Demonstrates how to parse objects in a PDF and inflate FlateDecode sections.

Download source code - 1.53 MB

Introduction

Here is full code from start to finish on how to extract streams from a PDF file and inflate FlateDecode sections. SharpZipLib source is also included so everything will run right out of the box.

Using the code

In the attached code is a small project with one file that shows how to operate everything. Below is the code in the OpenDocument event so you can see how simple it is.

Dim ofd As New OpenFileDialog()
Dim ow() As PDFParser.ObjectWrapper
Dim sb As New System.Text.StringBuilder()

ofd.Filter = "PDF|*.pdf"
ofd.InitialDirectory = _
  System.Environment.GetEnvironmentVariable("%USERPROFILE%") + "\Desktop"

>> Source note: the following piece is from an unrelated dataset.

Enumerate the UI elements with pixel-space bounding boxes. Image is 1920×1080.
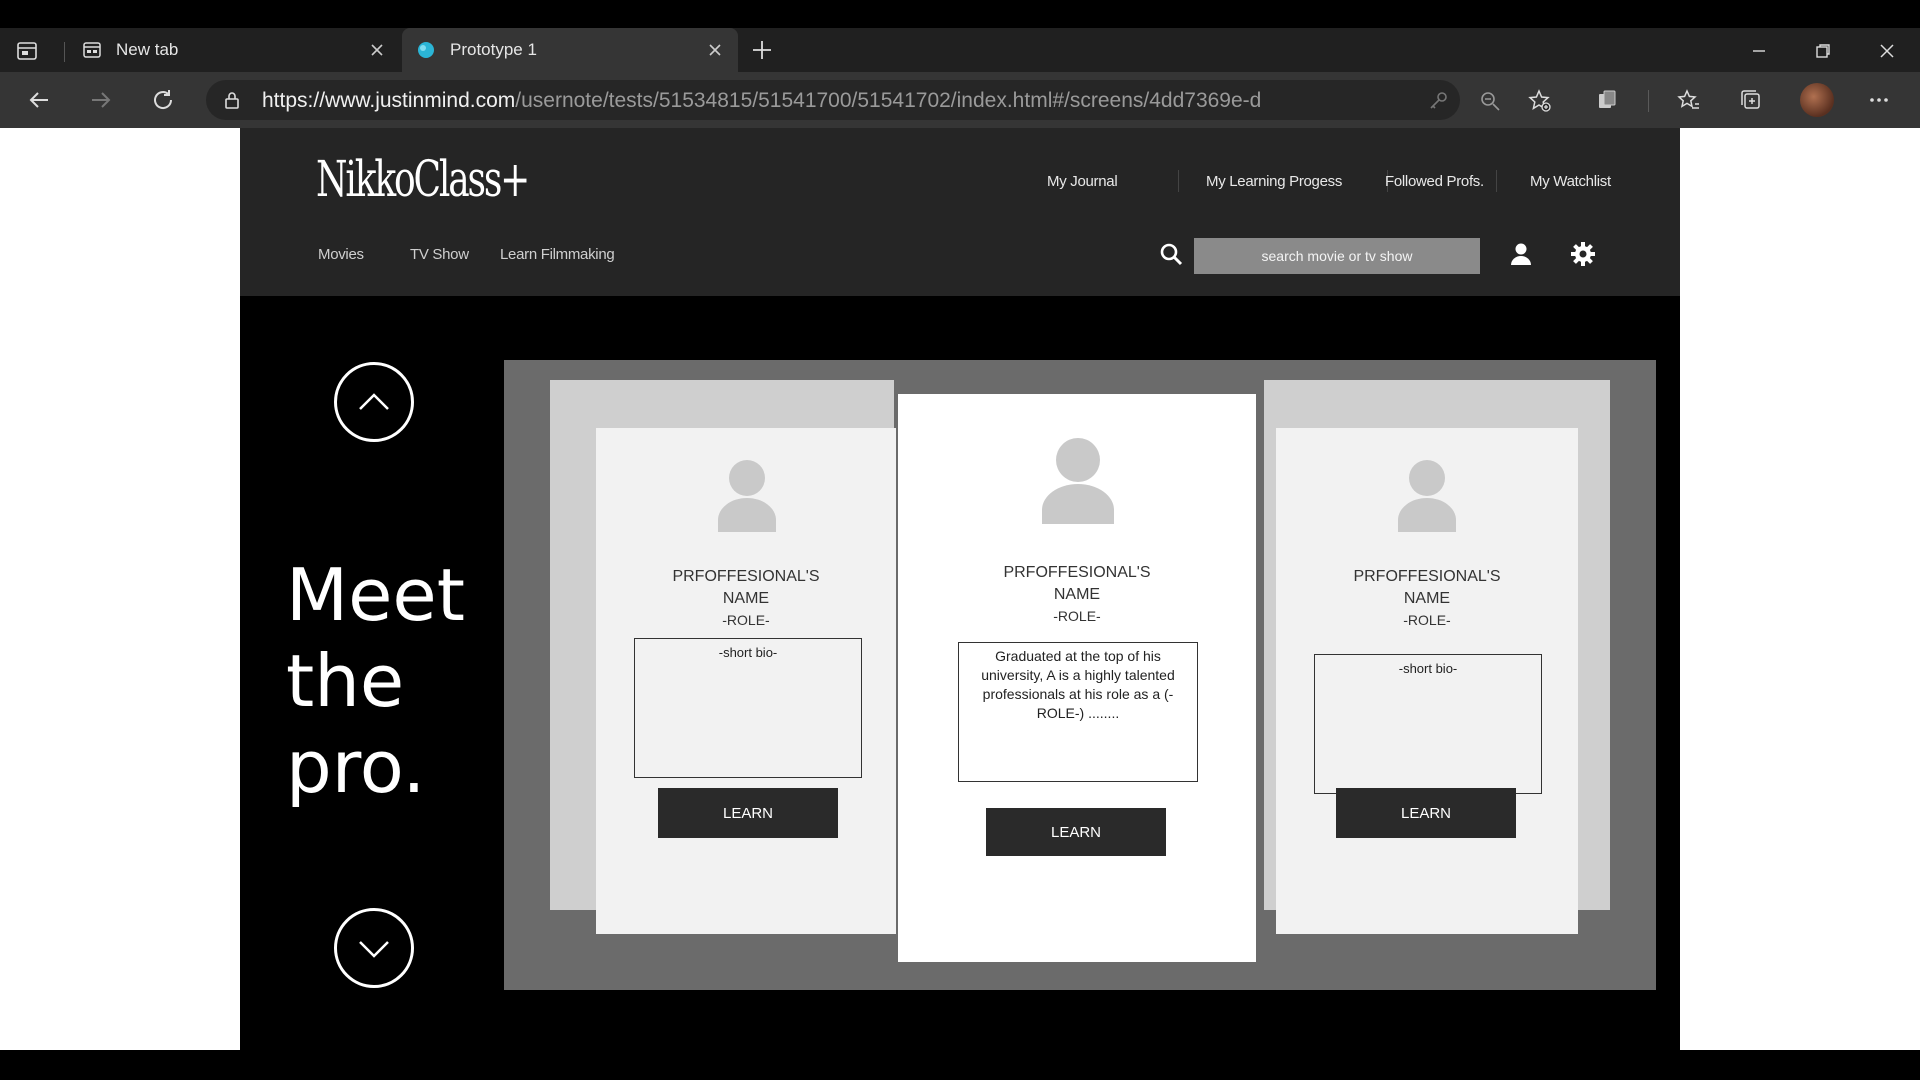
scroll-up-button[interactable] [334, 362, 414, 442]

If ofd.ShowDialog() = Windows.Forms.DialogResult.OK Then
    ow = PDFParser.Objects.GetAllObjectBlobs( _
            New System.IO.MemoryStream( _
            System.IO.File.ReadAllBytes(ofd.FileName)))
For Each wrapper As PDFParser.ObjectWrapper In ow
    sb.Append("********************" + wrapper.header + _
              "**************************" + vbCrLf)
    If wrapper.header.Contains("FlateDecode") AndAlso Not _
           wrapper.header.Contains("DecodeParms") Then
       Try
        sb.Append(PDFParser.Inflator.FlateDecodeToASCII(New _
                  System.IO.MemoryStream(wrapper.bytes)))
       Catch ex As Exception
        sb.Append("EXCEPTION: " + ex.Message)
       End Try
    End If
    sb.Append(vbCrLf)
    sb.Append("*********************************" & _ 
              "***************************************" + vbCrLf)
Next
txtInflatedContents.Text = sb.ToString()

Detailed code use

Use the static method "GetAllObjectBlobs" and pass in the bytes of the PDF file.

PDFParser.Objects.GetAllObjectBlobs()

The method will return an array of ObjectWrappers. This will give you all of the bytes in the stream as well as the header.
You can then determine what you want to do with the stream. I implemented a simple decode method. I say simple because this does not reflect Adobe's specifications, since the encoded methods could be nested or flate-decoded several times.
Once you determine if the stream needs to be decoded, make a call to "FlateDecodeToASCII".

PDFParser.Inflator.FlateDecodeToASCII(New System.IO.MemoryStream(wrapper.bytes))

That's it. Very simple functions to give you the ability to break out object streams and inflate them using FlateDecode.

Points of interest

The code does not look for encryption.
Only inflates to a stream or ASCII.
I have noticed while testing a file that is not compressed, it has sections marked as FlateDecode, but it gives an invalid header exception. I don't know why that is.
This has only been tested on PDFs created by Adobe LiveCycle Designer ES 8.2.
Code examples are in VB.NET and all libraries are in C#.

History

06-17-09 - First release.